Some node architectures¶
We'll come back to this later also in more detail after discussing memory architectures.
AMD Rome node¶
Examples of clusters that use this processor:
- Login nodes and large memory nodes on the EuroHPC pre-exascale system LUMI (using a 64-core version)
- Phase 1 of the Flemish Tier-1 system hortense (using a 64-core version in the regular compute nodes)
- Older nodes of the UAntwerpen cluster Vaughan, using the 32-core variant shown in the picture in this section.
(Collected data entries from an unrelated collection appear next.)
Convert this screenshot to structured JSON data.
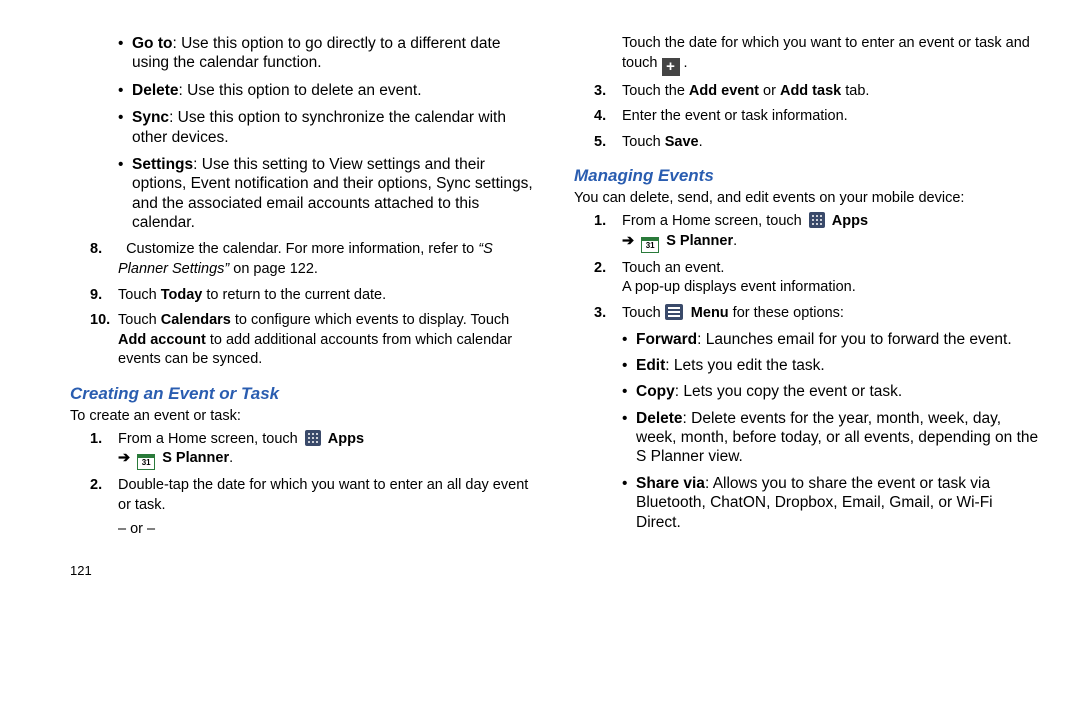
{
  "col1": {
    "bullets": [
      {
        "bold": "Go to",
        "text": ": Use this option to go directly to a different date using the calendar function."
      },
      {
        "bold": "Delete",
        "text": ": Use this option to delete an event."
      },
      {
        "bold": "Sync",
        "text": ": Use this option to synchronize the calendar with other devices."
      },
      {
        "bold": "Settings",
        "text": ": Use this setting to View settings and their options, Event notification and their options, Sync settings, and the associated email accounts attached to this calendar."
      }
    ],
    "step8_pre": "Customize the calendar. For more information, refer to ",
    "step8_ref": "“S Planner Settings”",
    "step8_post": " on page 122.",
    "step9_a": "Touch ",
    "step9_b": "Today",
    "step9_c": " to return to the current date.",
    "step10_a": "Touch ",
    "step10_b": "Calendars",
    "step10_c": " to configure which events to display. Touch ",
    "step10_d": "Add account",
    "step10_e": " to add additional accounts from which calendar events can be synced.",
    "heading": "Creating an Event or Task",
    "intro": "To create an event or task:",
    "c_step1_a": "From a Home screen, touch ",
    "c_step1_apps": "Apps",
    "c_step1_arrow": "➔",
    "c_step1_planner_num": "31",
    "c_step1_planner": "S Planner",
    "c_step1_period": ".",
    "c_step2": "Double-tap the date for which you want to enter an all day event or task.",
    "or": "– or –",
    "page_num": "121"
  },
  "col2": {
    "top_a": "Touch the date for which you want to enter an event or task and touch ",
    "top_post": ".",
    "s3_a": "Touch the ",
    "s3_b": "Add event",
    "s3_c": " or ",
    "s3_d": "Add task",
    "s3_e": "  tab.",
    "s4": "Enter the event or task information.",
    "s5_a": "Touch ",
    "s5_b": "Save",
    "s5_c": ".",
    "heading": "Managing Events",
    "intro": "You can delete, send, and edit events on your mobile device:",
    "m1_a": "From a Home screen, touch ",
    "m1_apps": "Apps",
    "m1_arrow": "➔",
    "m1_planner_num": "31",
    "m1_planner": "S Planner",
    "m1_period": ".",
    "m2_a": "Touch an event.",
    "m2_b": "A pop-up displays event information.",
    "m3_a": "Touch ",
    "m3_menu": "Menu",
    "m3_b": " for these options:",
    "bullets": [
      {
        "bold": "Forward",
        "text": ": Launches email for you to forward the event."
      },
      {
        "bold": "Edit",
        "text": ": Lets you edit the task."
      },
      {
        "bold": "Copy",
        "text": ": Lets you copy the event or task."
      },
      {
        "bold": "Delete",
        "text": ": Delete events for the year, month, week, day, week, month, before today, or all events, depending on the S Planner view."
      },
      {
        "bold": "Share via",
        "text": ": Allows you to share the event or task via Bluetooth, ChatON, Dropbox, Email, Gmail, or Wi-Fi Direct."
      }
    ]
  }
}
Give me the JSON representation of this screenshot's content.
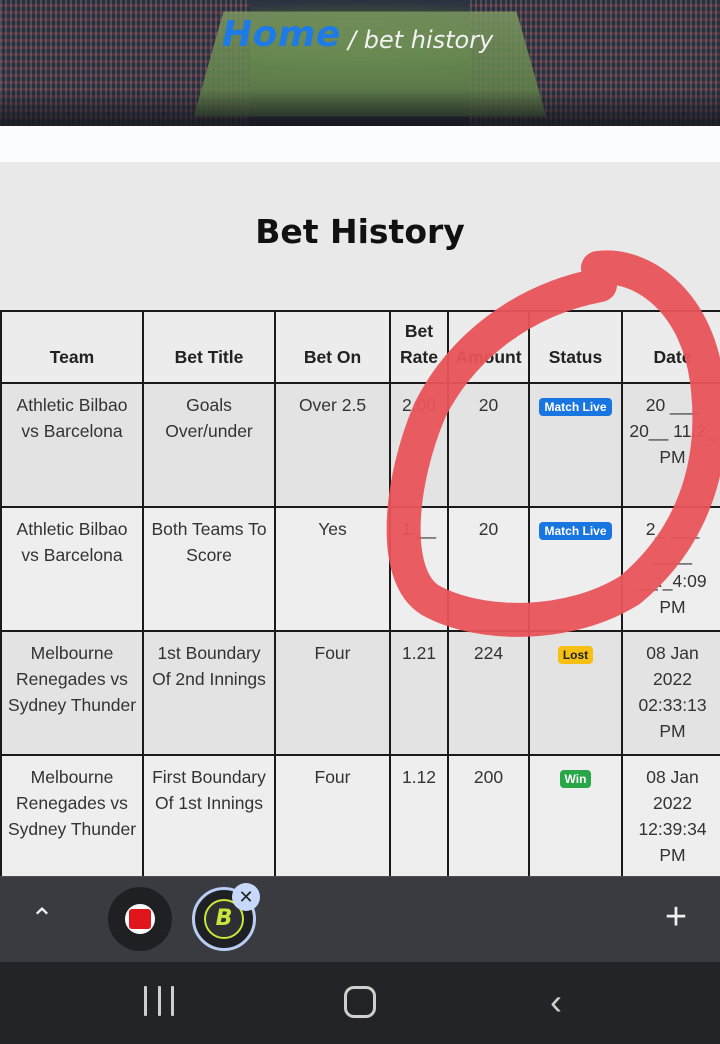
{
  "header": {
    "home_link": "Home",
    "crumb": "/ bet history"
  },
  "page_title": "Bet History",
  "table": {
    "columns": [
      "Team",
      "Bet Title",
      "Bet On",
      "Bet Rate",
      "Amount",
      "Status",
      "Date"
    ],
    "rows": [
      {
        "team": "Athletic Bilbao vs Barcelona",
        "title": "Goals Over/under",
        "bet_on": "Over 2.5",
        "rate": "2.00",
        "amount": "20",
        "status": "Match Live",
        "date": "20 ___ 20__ 11:2_ PM"
      },
      {
        "team": "Athletic Bilbao vs Barcelona",
        "title": "Both Teams To Score",
        "bet_on": "Yes",
        "rate": "1.__",
        "amount": "20",
        "status": "Match Live",
        "date": "2_ ___ ____ __:_4:09 PM"
      },
      {
        "team": "Melbourne Renegades vs Sydney Thunder",
        "title": "1st Boundary Of 2nd Innings",
        "bet_on": "Four",
        "rate": "1.21",
        "amount": "224",
        "status": "Lost",
        "date": "08 Jan 2022 02:33:13 PM"
      },
      {
        "team": "Melbourne Renegades vs Sydney Thunder",
        "title": "First Boundary Of 1st Innings",
        "bet_on": "Four",
        "rate": "1.12",
        "amount": "200",
        "status": "Win",
        "date": "08 Jan 2022 12:39:34 PM"
      }
    ]
  },
  "colors": {
    "home_link": "#1e7be6",
    "status_live": "#1976e0",
    "status_lost": "#f5c013",
    "status_win": "#27a745",
    "scribble": "#e8545a"
  },
  "browser_bar": {
    "icons": [
      "chevron-up-icon",
      "red-tab-icon",
      "bet-site-tab-icon",
      "close-icon",
      "plus-icon"
    ],
    "bet_logo_letter": "B"
  },
  "nav_bar": {
    "icons": [
      "recent-apps-icon",
      "home-icon",
      "back-icon"
    ]
  }
}
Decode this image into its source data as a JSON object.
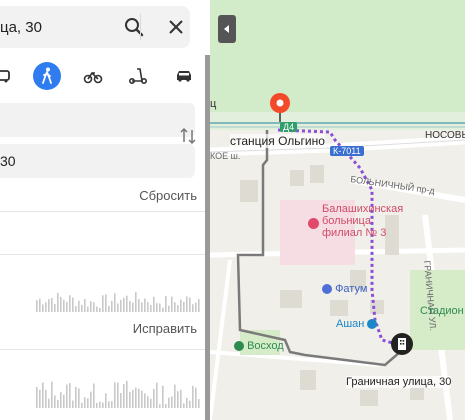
{
  "search": {
    "query": "ца, 30"
  },
  "route_form": {
    "from_value": "",
    "to_value": "30",
    "reset_label": "Сбросить"
  },
  "transport_modes": [
    "car-icon",
    "pedestrian-icon",
    "bicycle-icon",
    "scooter-icon",
    "taxi-icon"
  ],
  "active_mode": "pedestrian-icon",
  "routes": [
    {
      "fix_label": "Исправить"
    },
    {
      "fix_label": ""
    }
  ],
  "map": {
    "station": "станция Ольгино",
    "road_label_d4": "Д4",
    "road_label_k7011": "К-7011",
    "street_nosov": "НОСОВЫ",
    "street_bolnichny": "БОЛЬНИЧНЫЙ пр-д",
    "street_sh": "КОЕ ш.",
    "street_granichnaya": "ГРАНИЧНАЯ УЛ.",
    "hospital": "Балашихинская больница филиал № 3",
    "hospital_line1": "Балашихинская",
    "hospital_line2": "больница",
    "hospital_line3": "филиал № 3",
    "fatum": "Фатум",
    "ashan": "Ашан",
    "stadium": "Стадион",
    "voshod": "Восход",
    "destination": "Граничная улица, 30",
    "station_short": "ц"
  },
  "colors": {
    "accent": "#2f7bf0",
    "walk_route": "#8a4fd6",
    "pin": "#f24a2b",
    "road_gray": "#7a7a7a"
  }
}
Each CPU package of the variant of the Rome CPU used in Vaughan contains 5 chiplets (9 in LUMI and hortense). 4 chiplets (8 in LUMI and hortense) are identical and contain 2 groups of four cores each, with each core supporting 2 hardware threads. The group is also called the Compute Core Complex (CCX), the die the Compute Core Die or CCD. Each CCD then connects to the other die, the I/O die, with an Inifinity Fabric link that is very similar to the links that are also used to connect the I/O dies in the two sockets. The I/O die also contains the memory controllers which in case of Vaughan connect to 128 GB of memory per socket. The sockets are connected through 4 Infinity Fabric or xGMI links.
In reality the architecture is a little bit more complex as the following figure suggests:
The I/O chiplet itself is logically subdivided in 4 quarters with each quarter connecting to one compute die in Vaughan or 2 compute dies in those variants that have 8 CCDs per package, and each quarter also has its own memory controller connecting to 32 GB of memory. Though it is possible to let the four quarters function as one, in HPC applications it is often beneficial to let them operate as if they are 4 separate memory domains, giving slightly better memory performance for memory access via the memory controller attached to the quarter containing the core, and maybe slightly slower to memory in the other quarters. Many supercomputers with these processors have their nodes configured to work in that way so that the operating system might report 8 NUMA domains rather than 2.
One of the sockets (and in fact the I/O die in that socket) is then connected to the interconnect network card.
The European pre-exascale supercomputer LUMI operated by CSC in Finland, and the newer compute nodes of Hortense use 64-core third generation EPYC processors (code-named Milan) that have one core group of 8 cores per chiplet, so the CCXs and CCDs are equal, but otherwise the design is again similar to the design of the Rome nodes.